You may look at the auto industry’s current chaos in Europe and think that those problems won’t come to America. That this country is now taking aggressive steps to protect its auto market with 100% tariffs on Chinese-made EVs or a software ban that will effectively prohibit those cars from being sold here entirely. From that, you may think that it’s all problem solved—the U.S. keeps new players from China out for good.
But the truth is that these protectionist measures are temporary at best, and even the auto industry seems to get it. Or at least, the smart folks in the business do.
That leads off this midweek edition of Critical Materials, our morning roundup of tech and industry news. Also on tap today: Hyundai’s online sales program with Amazon seems to hit the skids, and another reminder that China’s auto industry is strong, but not invincible. Let’s dig in.
This week, the U.S. government instituted some of its toughest moves yet to keep Chinese cars from pouring into the U.S. market. Officially, the bans that will go into effect later this decade are predicated on national security: keeping high-tech, connected, camera-equipped cars from potentially spying or collecting sensitive data on citizens.

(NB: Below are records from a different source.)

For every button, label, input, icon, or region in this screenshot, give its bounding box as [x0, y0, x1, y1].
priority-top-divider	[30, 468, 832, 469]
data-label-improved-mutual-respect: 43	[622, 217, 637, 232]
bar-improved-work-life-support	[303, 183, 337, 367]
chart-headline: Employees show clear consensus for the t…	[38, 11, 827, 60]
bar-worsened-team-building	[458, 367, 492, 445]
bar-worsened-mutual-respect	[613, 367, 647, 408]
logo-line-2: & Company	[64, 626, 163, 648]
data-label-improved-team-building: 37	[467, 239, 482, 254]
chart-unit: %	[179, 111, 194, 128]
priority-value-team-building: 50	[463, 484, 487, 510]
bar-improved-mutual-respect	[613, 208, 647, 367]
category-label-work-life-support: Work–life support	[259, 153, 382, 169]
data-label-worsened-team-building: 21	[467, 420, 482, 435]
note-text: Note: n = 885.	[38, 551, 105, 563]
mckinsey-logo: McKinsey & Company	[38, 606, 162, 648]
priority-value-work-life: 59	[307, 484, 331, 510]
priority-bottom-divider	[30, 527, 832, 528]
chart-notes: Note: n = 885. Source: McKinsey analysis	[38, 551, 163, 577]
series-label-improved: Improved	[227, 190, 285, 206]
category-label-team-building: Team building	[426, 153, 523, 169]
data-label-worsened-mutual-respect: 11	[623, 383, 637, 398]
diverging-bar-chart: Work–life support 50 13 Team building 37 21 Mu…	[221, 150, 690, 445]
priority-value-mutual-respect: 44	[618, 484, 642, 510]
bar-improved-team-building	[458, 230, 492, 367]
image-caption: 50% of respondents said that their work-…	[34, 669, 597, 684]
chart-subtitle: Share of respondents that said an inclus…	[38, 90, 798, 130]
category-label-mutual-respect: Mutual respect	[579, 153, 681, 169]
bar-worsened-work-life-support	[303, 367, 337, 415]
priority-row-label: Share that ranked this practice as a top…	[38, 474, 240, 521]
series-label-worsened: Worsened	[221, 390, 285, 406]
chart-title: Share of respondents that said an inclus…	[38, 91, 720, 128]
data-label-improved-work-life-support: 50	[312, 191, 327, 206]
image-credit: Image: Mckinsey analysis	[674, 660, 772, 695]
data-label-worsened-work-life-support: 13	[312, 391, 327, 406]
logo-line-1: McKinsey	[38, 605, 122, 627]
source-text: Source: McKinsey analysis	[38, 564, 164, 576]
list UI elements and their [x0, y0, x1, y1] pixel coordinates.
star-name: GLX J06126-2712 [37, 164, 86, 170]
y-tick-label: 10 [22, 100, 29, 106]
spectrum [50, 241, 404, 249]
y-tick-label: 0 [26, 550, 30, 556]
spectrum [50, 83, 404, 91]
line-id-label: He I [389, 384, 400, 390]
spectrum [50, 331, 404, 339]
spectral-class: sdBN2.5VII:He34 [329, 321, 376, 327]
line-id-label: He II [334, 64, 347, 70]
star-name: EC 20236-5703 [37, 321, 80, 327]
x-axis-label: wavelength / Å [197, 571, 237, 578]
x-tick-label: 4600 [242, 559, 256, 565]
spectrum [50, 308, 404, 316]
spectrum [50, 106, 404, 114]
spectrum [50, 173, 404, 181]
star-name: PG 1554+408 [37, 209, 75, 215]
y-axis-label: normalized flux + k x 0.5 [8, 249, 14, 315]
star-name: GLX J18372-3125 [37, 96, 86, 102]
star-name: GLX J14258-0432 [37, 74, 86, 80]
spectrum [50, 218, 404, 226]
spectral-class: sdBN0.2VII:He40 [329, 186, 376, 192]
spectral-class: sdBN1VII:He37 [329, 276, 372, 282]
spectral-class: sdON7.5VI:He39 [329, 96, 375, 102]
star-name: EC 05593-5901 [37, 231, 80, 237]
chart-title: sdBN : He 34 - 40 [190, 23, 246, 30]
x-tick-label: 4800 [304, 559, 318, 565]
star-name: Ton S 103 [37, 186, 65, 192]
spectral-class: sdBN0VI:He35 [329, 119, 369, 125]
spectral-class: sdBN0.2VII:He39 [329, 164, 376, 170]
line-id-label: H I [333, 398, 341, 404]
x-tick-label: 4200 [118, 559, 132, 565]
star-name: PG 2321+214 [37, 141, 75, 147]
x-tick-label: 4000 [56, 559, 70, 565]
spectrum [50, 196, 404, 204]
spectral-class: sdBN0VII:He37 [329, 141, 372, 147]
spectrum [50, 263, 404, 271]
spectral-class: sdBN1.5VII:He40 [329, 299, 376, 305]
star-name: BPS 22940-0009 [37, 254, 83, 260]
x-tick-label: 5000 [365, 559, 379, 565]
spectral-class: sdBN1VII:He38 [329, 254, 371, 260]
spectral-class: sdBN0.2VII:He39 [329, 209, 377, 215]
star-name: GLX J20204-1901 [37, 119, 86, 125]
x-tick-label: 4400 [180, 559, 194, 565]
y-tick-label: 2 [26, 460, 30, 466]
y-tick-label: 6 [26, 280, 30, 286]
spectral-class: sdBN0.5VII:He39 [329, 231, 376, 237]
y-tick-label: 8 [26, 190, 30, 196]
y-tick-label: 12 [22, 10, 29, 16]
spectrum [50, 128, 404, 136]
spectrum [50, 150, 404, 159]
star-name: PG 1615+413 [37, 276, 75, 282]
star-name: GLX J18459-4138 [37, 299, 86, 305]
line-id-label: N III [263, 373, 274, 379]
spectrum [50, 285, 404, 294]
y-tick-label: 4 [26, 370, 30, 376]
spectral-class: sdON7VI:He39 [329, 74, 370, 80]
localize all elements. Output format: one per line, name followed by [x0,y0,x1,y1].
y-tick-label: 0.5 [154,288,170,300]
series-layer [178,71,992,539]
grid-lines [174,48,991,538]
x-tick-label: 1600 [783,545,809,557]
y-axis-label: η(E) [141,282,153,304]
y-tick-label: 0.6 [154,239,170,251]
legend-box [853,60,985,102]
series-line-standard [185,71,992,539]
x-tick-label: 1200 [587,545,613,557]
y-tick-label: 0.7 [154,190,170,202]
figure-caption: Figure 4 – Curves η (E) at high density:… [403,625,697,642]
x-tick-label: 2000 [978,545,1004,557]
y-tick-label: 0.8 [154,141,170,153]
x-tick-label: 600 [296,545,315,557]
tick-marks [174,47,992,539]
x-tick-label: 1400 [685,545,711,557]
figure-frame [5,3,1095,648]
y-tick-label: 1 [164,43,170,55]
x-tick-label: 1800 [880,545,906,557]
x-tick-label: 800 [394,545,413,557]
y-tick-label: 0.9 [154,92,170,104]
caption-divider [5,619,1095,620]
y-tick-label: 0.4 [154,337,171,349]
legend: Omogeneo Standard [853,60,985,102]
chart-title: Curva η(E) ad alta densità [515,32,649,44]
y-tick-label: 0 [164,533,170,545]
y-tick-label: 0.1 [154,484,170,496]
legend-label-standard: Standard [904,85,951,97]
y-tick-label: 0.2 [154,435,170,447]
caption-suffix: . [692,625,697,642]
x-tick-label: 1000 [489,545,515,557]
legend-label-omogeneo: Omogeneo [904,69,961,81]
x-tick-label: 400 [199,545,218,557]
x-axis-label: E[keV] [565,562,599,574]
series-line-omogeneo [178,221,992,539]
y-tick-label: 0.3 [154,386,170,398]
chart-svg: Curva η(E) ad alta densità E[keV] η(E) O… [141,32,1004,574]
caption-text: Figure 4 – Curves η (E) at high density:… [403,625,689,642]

While U.S. Department of Commerce officials say the measures aren’t related to any other anti-China policy actions, like the earlier tariffs, it’s easy to see what’s really going on here. And that’s a plan to at the very least help the U.S. automakers (and ones operating here, like Toyota and the rest) to buy time to build cars that can compete with China.
They’re all correct here. China has a big lead on two things: batteries and software. The first is because countries like the U.S. spent decades outsourcing to China and China spent the same amount of time cornering the market on the entire battery supply chain. It’s one huge reason why so many U.S. EVs are massive money-losers: no ownership of those battery costs. The country is also a leader in-car software, as its EV makers have fully committed to the “software-defined vehicle” strategy that Tesla pioneered. Couple those advantages with extremely cheap labor costs (and often questionable labor practices, to put it diplomatically) and you get a recipe for cars that can outclass and undercut ours by a significant margin.
But if these automakers are shut out of the U.S. for a few years, that in theory gives our car companies—and the country as a whole—time to build up the local supply chain, get better at making EVs and up their collective software game.